Firms are also having to make significant changes to their operations in order to cut costs and protect their workforces. North Sea oil companies have reportedly cut their workforces by 40% and similar cuts are being performed across the supply chain. Several major oil companies have announced spending cuts to weather the oil price crisis. Cairn Energy is the latest operator to announce “significant reductions” to its capital expenditure across its North Sea producing assets. Oil refineries are reducing output worldwide, with many even shutting down in an effort to protect margins – in Britain, INEOS shut down a 35,000-bpd crude unit at its 200,000 bpd Grangemouth refinery on March 17th, whilst BP shut down a 70,000-bpd crude unit at its Gelsenkirchen oil refinery in Germany on March 18th. Although there have been some closures, most oilrigs, terminals, warehouses, refineries, and logistics facilities have remained open, meaning skeleton staff are still needed on-site to perform critical tasks. Strict risk assessments are being implemented to ensure safe working environments are in place and firms are assisting with the travel arrangements for key workers.

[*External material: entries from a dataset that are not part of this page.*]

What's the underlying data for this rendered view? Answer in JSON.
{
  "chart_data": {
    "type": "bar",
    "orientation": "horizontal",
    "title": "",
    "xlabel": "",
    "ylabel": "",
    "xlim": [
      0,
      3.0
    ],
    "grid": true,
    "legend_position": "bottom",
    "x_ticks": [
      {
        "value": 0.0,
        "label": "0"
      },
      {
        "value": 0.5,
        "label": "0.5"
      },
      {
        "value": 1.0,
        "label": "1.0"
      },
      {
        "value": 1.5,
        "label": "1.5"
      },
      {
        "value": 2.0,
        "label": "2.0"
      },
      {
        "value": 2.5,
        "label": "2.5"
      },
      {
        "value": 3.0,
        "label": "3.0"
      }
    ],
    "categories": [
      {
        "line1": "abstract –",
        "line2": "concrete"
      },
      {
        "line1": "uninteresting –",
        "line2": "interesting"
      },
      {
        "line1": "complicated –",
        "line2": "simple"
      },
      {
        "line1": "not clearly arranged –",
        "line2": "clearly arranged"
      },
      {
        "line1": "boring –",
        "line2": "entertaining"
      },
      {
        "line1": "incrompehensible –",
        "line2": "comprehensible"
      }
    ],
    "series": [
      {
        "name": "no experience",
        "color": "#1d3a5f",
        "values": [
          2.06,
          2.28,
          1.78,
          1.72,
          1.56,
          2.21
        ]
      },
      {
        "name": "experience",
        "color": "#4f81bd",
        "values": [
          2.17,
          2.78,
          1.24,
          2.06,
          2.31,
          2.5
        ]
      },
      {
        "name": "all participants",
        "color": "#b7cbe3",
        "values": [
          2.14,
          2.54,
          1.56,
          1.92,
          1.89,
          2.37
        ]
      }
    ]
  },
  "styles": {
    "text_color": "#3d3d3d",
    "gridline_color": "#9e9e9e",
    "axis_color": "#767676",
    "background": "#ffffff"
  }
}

Oil and Gas UK has described the descent of the oil price as a “body blow” to the sector and called on “governments” to help. Whether government measures will be enough to save firms from going under, only time will tell.
Policymakers in countries that are dependent on petrodollars for their public finances such as Nigeria, Iraq and Saudi Arabia are facing an acute crunch.
In the longer term, many are looking towards the likely resurgence of oil demand in 2021. Once the outbreak is controlled, the global economy, particularly China and India, is expected to rebound at a notable rate. As a result, global oil demand could double or triple to make up for the lost demand.
The oil industry is resilient, but how and when things will return to normal will depend on rapidly changing variables from the global containment of COVID-19 to geopolitical stances. For oil companies, the priority is to put the health and safety of their staff and customers first and ensure the safety of their business operations. In the commercial sense, some companies will be taking every measure to survive while for others, there may be opportunities to acquire other assets and undervalued companies.
While it is simply too early to tell the energy outlook for the future as a result of the COVID-19 influence, the world will move beyond this and the business case for streamlining operations and investing in resilience planning will be reinforced and widely accepted.